Et la chanson kabyle en général…
Actuellement, la chanson kabyle n’est pas géniale. Elle manque de sérieux. Il n’y a qu’un genre qui marche, la chanson rythmée. La chanson kabyle n’est pas faite seulement pour danser. A part deux ou trois chanteurs de talent, le reste n’est pas fameux. Même les médias encouragent la médiocrité au détriment du talent et de l’art. Les jeunes artistes, qui peuvent donner un plus à la chanson kabyle, passent malheureusement inaperçus. Il y a de la fête, du rythmé, à la radio et ailleurs, pendant l’été, et ça me parait logique… Mais en plein décembre, et tout au long de l’année, n’entendre que «Aller l’ambiance !», ça choque. Il n’y a plus de génie, plus de création…
Est-ce qu’il y a néanmoins une relève pour la chanson kabyle ?
Je ne sais pas. Même s’il y a des chanteurs qui apportent du nouveau, ils ne chantent pas comme avant. Ils sont sortis des sentiers battus. Il n’y a pas de réelle relève, je le crains.
Des conseils, peut-être?
Auparavant, il y avait des barrières. Prenons par exemple Cherif Kheddam : quand il était à la radio, il ne permettait pas à n’importe qui de passer sur les ondes de la radio. Il était donc une barrière, mais en même temps un adjuvant. Quand quelqu’un avait du talent, il l’encourageait. Mais, il barrait carrément le chemin aux autres, il leur demandait de changer de trajectoire.
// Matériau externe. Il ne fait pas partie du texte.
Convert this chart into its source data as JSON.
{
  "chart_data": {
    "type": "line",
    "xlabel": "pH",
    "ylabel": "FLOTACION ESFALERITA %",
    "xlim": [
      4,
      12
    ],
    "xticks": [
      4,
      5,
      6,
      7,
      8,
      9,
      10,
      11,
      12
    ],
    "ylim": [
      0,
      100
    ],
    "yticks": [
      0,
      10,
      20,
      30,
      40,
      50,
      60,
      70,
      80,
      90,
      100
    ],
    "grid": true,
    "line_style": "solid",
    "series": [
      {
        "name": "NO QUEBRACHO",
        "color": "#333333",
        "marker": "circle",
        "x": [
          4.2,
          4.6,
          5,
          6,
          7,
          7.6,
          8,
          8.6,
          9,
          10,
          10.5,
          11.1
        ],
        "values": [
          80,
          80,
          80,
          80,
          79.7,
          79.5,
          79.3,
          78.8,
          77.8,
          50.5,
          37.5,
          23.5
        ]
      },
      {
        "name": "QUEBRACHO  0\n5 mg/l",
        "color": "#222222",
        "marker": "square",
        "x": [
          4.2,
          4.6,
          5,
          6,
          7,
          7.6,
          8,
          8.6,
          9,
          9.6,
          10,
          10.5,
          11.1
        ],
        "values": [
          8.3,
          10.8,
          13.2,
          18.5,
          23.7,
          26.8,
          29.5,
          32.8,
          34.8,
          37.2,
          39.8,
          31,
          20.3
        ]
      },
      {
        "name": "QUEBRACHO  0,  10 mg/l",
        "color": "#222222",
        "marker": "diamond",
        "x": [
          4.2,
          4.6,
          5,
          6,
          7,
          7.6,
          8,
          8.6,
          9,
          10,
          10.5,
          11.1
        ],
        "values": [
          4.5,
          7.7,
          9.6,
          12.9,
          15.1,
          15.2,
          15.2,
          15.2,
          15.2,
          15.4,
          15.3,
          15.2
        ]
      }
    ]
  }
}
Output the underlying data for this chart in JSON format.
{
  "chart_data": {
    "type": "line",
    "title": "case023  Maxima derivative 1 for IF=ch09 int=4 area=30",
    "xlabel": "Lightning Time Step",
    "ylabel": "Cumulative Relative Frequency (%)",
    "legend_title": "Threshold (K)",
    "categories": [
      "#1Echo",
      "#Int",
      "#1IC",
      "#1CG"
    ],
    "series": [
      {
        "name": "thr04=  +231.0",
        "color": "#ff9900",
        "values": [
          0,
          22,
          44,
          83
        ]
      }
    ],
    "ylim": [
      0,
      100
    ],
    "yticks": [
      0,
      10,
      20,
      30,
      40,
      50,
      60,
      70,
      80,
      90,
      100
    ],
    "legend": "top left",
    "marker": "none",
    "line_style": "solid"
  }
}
L’avantage de cette époque-là c’est que quand vous passiez à la radio, tout le monde vous écoutait. Aujourd’hui, tout le monde chante à la radio, mais tout le monde passe inaperçu. Et je suis persuadé que parmi ces jeunes chanteurs qui passent à la radio, il y a des graines de stars, mais malheureusement, ils ne seront pas repérés. J’invite les jeunes à étudier la musique. Quant aux responsables du secteur, ils doivent créer des conservatoires de musique, ici en Kabylie.